Retirement accounts rebounded to record highs after falling earlier this year. Here’s how to maximize your contributions


2025 didn’t get off to a hot start for investors, but fortunes have changed dramatically in the third quarter.

Data from Fidelity (1) revealed record highs across its 52 million retirement products, including 401(k)s and IRAs.

Currently, the average 401(k) balance is $144,400, while the average IRA balance is $137,902. For context, that’s up 20% and 17%, respectively, from the third quarter of 2020.

The number of 401(k) and IRA millionaires also increased by 10% and 11.5% between the second quarter and the third quarter, respectively. Fidelity reports that there are 654,000 401(k) investors and 559,181 IRA investors in this high net worth category.

Here’s what this surprising news has to say about the state of the economy, plus some tips on how to maximize your own contributions so you, too, can reach millionaire status.

Although the record highs in the US stock market While they certainly affected those numbers, Fidelity’s data suggests positive savings trends played a role.

In particular, 401(k)s take a look at the current employer-employee relationship.

Fidelity found that the contribution rate for 401(k)s remained at 14.2% in the third quarter. That’s just shy of its ideal range of 15% and suggests strong company support and investor resistance despite market volatility.

Another encouraging trend is the increase in Roth 401(k) contributions from younger generations. About 20% of Gen Z and 19% of millennials now choose Roth 401(k)s.

Unlike traditional 401(k), Roth accounts do not offer tax breaks for contributions, but reward long-term holders with tax-free withdrawals. Therefore, the increased interest in these accounts shows that the younger generations are thinking long term.

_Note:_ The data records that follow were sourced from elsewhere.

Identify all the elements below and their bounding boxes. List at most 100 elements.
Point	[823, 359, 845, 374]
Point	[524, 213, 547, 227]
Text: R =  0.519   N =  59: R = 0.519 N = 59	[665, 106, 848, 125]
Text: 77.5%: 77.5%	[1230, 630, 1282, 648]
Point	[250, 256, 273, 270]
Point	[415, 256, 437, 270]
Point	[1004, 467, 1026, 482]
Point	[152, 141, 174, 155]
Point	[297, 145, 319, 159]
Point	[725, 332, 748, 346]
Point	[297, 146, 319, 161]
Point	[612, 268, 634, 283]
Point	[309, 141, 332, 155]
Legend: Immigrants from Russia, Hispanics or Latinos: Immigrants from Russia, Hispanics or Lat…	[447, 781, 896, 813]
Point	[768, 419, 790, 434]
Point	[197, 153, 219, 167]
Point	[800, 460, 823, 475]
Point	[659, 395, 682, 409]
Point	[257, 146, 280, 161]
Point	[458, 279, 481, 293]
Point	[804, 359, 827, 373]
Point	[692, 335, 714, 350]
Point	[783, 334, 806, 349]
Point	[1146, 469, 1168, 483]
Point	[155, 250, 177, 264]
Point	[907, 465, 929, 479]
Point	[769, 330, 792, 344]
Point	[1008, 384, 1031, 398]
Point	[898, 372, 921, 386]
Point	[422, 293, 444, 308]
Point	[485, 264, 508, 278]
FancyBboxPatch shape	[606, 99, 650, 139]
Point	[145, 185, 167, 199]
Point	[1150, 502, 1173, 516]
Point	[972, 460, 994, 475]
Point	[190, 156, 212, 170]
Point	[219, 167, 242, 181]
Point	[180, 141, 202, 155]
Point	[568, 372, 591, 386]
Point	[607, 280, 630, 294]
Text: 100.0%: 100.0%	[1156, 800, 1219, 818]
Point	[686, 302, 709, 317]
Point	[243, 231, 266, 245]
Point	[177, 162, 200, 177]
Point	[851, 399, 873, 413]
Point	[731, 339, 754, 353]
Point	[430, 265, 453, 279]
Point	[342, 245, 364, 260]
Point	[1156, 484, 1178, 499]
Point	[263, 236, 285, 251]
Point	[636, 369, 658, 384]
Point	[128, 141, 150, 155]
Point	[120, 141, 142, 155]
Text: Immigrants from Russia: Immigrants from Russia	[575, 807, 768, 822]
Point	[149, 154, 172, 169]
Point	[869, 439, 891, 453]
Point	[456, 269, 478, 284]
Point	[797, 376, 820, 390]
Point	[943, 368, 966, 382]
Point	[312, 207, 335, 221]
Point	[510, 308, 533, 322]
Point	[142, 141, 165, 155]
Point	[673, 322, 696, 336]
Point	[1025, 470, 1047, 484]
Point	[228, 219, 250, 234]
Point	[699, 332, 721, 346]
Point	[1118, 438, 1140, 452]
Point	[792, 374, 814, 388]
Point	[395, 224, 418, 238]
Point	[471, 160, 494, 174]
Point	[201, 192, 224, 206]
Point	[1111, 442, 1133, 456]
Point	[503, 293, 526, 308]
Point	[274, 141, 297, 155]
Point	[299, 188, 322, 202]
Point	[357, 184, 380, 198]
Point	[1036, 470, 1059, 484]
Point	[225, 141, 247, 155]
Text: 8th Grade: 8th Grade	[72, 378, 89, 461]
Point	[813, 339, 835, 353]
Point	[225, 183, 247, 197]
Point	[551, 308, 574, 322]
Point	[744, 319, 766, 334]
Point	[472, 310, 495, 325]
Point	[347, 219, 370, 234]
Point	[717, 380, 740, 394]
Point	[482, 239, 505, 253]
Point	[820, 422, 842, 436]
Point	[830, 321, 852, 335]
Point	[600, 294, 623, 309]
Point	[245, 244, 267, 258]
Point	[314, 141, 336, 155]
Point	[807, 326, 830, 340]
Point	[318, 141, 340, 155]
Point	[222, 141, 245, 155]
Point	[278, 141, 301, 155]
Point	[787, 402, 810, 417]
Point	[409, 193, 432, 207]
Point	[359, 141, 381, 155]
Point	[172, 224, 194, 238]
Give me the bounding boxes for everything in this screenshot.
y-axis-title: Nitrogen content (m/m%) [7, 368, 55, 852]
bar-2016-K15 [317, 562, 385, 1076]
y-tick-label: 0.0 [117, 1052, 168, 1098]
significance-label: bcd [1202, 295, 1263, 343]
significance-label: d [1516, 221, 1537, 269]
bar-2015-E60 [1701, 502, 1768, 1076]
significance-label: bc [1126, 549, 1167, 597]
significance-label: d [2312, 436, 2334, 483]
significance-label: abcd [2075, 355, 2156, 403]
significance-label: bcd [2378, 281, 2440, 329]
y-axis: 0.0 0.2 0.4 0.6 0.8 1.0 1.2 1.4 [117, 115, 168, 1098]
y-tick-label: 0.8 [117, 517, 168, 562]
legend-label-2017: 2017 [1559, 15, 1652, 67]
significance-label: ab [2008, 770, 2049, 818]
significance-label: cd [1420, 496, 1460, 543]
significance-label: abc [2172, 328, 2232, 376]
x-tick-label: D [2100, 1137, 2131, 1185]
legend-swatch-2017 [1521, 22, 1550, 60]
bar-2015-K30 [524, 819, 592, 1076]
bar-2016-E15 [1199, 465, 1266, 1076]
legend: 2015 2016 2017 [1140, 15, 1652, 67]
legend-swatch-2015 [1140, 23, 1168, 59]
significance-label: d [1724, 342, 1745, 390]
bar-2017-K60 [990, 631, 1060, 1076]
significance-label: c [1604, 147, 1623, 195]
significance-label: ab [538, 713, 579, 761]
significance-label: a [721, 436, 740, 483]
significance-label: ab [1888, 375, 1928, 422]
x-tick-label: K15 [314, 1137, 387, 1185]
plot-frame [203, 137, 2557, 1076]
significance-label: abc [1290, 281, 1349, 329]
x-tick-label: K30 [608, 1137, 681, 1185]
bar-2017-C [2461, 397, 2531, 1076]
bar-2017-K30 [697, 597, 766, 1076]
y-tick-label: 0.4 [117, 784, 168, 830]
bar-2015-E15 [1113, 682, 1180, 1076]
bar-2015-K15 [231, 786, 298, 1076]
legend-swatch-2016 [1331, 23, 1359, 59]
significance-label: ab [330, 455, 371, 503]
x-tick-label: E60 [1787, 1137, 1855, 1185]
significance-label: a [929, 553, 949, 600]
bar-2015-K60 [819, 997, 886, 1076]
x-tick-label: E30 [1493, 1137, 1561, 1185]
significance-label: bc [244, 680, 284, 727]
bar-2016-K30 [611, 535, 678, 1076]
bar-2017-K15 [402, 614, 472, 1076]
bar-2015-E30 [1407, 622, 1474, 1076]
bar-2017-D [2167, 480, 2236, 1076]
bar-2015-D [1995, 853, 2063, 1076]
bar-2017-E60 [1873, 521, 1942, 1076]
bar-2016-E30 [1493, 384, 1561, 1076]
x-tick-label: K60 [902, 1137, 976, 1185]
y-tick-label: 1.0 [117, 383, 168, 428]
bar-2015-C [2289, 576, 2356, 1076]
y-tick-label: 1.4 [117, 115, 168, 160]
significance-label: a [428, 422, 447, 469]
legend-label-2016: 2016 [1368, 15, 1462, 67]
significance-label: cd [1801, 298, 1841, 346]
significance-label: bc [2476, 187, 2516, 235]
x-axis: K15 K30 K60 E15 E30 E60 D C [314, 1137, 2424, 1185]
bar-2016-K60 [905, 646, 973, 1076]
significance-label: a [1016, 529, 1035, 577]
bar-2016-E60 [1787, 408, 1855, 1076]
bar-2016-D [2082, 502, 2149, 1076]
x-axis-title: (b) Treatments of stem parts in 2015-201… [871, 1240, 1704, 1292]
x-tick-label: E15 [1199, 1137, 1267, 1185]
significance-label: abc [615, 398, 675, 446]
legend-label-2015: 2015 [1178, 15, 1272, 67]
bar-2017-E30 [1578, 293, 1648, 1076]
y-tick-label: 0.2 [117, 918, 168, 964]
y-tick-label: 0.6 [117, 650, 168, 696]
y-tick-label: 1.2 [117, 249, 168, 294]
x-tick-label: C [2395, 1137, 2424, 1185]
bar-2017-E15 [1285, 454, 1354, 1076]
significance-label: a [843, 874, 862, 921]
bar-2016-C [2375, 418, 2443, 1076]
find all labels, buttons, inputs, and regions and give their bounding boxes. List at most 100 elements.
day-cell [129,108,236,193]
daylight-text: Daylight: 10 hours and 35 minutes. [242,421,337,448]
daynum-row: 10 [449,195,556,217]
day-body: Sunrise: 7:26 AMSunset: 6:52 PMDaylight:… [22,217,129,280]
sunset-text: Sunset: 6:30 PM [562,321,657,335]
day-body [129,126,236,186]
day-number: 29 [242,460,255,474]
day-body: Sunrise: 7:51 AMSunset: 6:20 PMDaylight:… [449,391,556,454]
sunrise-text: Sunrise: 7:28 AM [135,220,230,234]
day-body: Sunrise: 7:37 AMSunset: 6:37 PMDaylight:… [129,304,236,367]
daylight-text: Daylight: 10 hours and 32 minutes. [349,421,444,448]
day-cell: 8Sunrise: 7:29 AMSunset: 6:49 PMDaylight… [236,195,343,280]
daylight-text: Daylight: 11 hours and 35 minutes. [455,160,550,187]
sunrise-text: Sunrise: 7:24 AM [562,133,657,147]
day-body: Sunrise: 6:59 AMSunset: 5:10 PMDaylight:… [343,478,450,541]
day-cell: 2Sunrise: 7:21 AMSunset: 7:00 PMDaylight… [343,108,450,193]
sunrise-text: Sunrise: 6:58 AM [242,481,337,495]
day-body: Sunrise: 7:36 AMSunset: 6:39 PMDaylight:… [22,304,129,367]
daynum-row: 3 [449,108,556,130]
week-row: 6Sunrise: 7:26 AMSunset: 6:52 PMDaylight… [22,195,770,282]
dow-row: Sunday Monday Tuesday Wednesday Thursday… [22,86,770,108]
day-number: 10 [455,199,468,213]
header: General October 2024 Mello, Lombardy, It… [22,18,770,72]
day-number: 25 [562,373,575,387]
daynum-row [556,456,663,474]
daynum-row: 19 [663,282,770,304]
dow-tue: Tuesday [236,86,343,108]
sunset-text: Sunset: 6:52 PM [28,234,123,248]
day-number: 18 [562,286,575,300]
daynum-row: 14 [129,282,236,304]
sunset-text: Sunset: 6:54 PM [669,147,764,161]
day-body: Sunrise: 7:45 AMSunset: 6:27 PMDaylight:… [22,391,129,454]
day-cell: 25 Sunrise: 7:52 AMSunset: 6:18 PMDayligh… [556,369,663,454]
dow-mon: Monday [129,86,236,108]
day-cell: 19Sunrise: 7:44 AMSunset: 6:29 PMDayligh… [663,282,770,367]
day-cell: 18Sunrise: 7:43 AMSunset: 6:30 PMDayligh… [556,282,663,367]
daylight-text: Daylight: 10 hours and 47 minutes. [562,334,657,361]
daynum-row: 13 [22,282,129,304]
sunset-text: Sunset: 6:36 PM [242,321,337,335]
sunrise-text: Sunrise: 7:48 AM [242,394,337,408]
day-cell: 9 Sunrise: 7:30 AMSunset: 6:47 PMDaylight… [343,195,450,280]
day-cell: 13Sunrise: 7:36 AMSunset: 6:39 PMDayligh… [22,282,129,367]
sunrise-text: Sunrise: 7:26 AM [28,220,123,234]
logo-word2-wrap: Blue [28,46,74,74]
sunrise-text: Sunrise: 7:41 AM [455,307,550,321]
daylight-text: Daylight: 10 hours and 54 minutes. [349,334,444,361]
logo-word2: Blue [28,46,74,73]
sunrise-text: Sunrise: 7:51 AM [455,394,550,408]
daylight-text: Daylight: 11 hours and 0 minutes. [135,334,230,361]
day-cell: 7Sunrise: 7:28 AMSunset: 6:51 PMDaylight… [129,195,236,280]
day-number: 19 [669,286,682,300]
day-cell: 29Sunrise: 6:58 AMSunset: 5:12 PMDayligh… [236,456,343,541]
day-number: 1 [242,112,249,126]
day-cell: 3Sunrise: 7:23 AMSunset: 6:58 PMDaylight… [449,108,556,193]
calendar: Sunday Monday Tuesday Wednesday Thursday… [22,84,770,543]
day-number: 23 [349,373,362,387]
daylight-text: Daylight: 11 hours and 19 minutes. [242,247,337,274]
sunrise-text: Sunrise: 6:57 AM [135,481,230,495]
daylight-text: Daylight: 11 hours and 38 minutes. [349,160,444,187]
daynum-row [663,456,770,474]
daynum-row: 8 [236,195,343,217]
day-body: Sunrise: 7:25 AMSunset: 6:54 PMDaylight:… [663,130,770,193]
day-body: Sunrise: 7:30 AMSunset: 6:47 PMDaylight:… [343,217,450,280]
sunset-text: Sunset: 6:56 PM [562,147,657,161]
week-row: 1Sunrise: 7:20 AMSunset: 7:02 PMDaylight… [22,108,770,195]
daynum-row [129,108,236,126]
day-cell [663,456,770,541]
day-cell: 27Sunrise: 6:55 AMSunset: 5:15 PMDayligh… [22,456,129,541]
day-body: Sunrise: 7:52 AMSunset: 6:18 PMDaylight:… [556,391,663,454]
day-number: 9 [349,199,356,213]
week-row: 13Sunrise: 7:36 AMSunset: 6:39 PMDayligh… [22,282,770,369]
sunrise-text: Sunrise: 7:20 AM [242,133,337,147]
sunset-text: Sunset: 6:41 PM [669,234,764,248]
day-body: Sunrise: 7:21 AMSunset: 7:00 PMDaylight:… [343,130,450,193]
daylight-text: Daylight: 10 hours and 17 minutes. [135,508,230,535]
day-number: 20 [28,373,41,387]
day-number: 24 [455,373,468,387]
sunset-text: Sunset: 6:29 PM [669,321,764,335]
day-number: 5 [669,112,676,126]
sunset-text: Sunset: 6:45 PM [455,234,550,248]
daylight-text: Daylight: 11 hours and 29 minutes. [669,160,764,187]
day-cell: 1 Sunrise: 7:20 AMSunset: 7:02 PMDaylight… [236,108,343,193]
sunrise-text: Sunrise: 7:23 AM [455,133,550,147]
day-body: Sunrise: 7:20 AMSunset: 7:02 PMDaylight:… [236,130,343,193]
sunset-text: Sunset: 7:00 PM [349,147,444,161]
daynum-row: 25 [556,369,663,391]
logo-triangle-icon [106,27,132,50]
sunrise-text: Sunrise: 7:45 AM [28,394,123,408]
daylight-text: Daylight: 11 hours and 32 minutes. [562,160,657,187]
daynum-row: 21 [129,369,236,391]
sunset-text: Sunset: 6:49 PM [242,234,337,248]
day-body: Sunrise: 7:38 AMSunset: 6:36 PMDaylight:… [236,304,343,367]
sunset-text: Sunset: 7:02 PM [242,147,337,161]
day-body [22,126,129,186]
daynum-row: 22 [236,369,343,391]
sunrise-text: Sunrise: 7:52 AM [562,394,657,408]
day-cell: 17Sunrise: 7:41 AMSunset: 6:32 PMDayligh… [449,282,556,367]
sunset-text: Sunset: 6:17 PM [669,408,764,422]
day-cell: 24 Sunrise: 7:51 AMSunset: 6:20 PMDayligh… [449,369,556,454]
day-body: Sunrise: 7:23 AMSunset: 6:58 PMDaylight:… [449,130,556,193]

This trend toward Roth accounts also extended to IRAs, with 95% of Gen Zers investing in a Roth IRA.

While IRAs don’t offer as high contribution limits as 401(k)s, they do offer holders greater customization over their investment decisions.

Also, with the 2026 adjustments, it will be even easier for long-term investors to put their money to work in any account.

To adjust for inflation, the IRS announced an increase in contribution limits to $24,500 for 401(k)s (previously $23,500) and $7,500 for IRAs (previously $7,000). Catch-up IRA contributions for those over 50 also rose to $1,100 from $1,000 a year ago. (2)

These higher contribution rates make it possible for anyone with a 401(k) or IRA to grow their positions faster than before.

Read more: This is it the quiet portfolio switch many wealthy investors are making in 2026. Should you also consider it?

If the growing number of 401(k) and IRA millionaires proves anything, it’s that wealth often comes from patience and consistency. Even in a choppy economy, there are smart, steady moves anyone can make to step up their retirement game.

For starters, if an employer offers a match, never leave that money on the table. Increasing your employer match contribution can add tens of thousands of dollars to your balance over time.

Automatic increases (also known as automatic escalation) are another engine that propels people into retirement millionaire status. Consider using this tool to automatically increase contributions by 1% each year, ideally scheduled after annual increases so you barely notice the change.

It’s also worth investigating whether a Roth IRA could increase your total retirement net worth. The advantage of using a Roth IRA is that the taxes are taken care of upfront.

However, this does not necessarily mean that skipping tax deductions always leads to more wealth. It all depends on your income tax bracket and how you think it will change in retirement.

The easiest way to calculate the advantages or disadvantages of using a Roth IRA is to use one Roth IRA vs Traditional IRA Calculator. With this tool, you can enter details like your age, contributions and income to get an idea of ​​how taxes affect your savings in both scenarios.

And don’t feel too bad if you’re “late” to saving or stopped earlier in life. Remember, the IRS allows you to make catch-up contributions after 50 to accelerate your balance.

That extra money can help you join the ranks of the other retirement saving millionaires.

We only rely on verified sources and credible third-party reports. For more information, see our ethics and editorial guidelines.

fidelity (1); IRS (2).

This article provides information only and should not be construed as advice. It is provided without any warranty.